Inference costs. The GPT-3 paper (§6.3), gives .4kWh/100 pages of output, which works out to 500 pages/dollar from eyeballing hardware cost as 5x electricity. Scaling up 1000x and you’re at $2/page, which is cheap compared to humans but no longer quite as easy to experiment with.
I’m skeptical of this being a binding constraint. $2/page is still very cheap.
Here we go from just pointing at big numbers and onto straight-up theorycrafting.
In all, tech investment as it is today plausibly supports another 100x-1000x scale up in the very-near-term. If we get to 1000x − 1 ZFLOPS-day per model, $1bn per model—then there are a few paths open.
I think the key question is if by 1000x, a GPT successor is obviously superior to humans over a wide range of economic activities. If it is—and I think it’s plausible that it will be—then further investment will arrive through the usual market mechanisms, until the largest models are being allocated a substantial fraction of global GDP.
On paper that leaves room for another 1000x scale-up as it reaches up to $1tn, though current market mechanisms aren’t really capable of that scale of investment. Left to the market as-is, I think commoditization would kick in as the binding constraint.
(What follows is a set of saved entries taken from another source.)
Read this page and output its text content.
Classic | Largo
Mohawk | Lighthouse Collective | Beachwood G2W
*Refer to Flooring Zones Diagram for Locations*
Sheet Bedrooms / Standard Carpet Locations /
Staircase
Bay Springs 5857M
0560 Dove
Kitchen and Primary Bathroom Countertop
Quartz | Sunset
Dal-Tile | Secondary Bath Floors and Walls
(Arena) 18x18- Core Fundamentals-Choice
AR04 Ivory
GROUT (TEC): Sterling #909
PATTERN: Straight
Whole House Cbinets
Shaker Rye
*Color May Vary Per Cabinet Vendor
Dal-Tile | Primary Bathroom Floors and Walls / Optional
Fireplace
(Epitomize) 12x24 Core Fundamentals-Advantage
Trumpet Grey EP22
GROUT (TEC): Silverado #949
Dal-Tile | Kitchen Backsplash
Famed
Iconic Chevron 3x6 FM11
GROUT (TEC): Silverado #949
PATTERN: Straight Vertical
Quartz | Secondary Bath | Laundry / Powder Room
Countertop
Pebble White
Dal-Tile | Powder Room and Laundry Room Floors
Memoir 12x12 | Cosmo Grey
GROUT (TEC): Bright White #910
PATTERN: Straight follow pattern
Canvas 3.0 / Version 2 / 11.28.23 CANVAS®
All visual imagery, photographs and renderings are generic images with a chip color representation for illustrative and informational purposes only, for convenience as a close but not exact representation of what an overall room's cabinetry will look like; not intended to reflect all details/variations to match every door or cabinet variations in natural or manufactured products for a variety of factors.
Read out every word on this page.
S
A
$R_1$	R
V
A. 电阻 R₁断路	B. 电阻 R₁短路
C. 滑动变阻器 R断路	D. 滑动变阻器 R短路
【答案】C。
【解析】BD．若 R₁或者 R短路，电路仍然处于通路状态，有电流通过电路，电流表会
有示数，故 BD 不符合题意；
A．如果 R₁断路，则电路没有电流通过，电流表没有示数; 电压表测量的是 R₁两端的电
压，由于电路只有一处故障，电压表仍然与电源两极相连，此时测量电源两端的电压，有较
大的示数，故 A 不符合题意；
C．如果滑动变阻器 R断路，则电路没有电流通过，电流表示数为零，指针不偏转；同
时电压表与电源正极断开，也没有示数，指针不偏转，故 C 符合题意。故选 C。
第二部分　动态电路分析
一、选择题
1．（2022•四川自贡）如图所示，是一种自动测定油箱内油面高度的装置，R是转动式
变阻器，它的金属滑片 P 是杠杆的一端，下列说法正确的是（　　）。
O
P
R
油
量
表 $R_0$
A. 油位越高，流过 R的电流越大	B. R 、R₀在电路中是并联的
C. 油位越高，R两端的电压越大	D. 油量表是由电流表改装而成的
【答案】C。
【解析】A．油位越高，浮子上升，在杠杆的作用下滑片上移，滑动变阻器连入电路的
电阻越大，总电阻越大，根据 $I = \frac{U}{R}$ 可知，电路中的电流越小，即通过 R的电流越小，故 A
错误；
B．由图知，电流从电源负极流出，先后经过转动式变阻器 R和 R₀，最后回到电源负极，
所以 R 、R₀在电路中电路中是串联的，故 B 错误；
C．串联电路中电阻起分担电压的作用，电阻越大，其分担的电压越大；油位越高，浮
That’s from the perspective of the market today though. Transformative AI might enable $100tn-market-cap companies, or nation-states could pick up the torch. The Apollo Program made for a $1tn-today share of GDP, so this degree of public investment is possible in principle.
The even more extreme path is if by 1000x you’ve got something that can design better algorithms and better hardware. Then I think we’re in the hands of Christiano’s slow takeoff four-year-GDP-doubling.
That’s all assuming performance continues to improve, though. If by 1000x the model is not obviously a challenger to human supremacy, then things will hopefully slow down to ye olde fashioned 2010s-Moore’s-Law rates of progress and we can rest safe in the arms of something that’s merely HyperGoogle.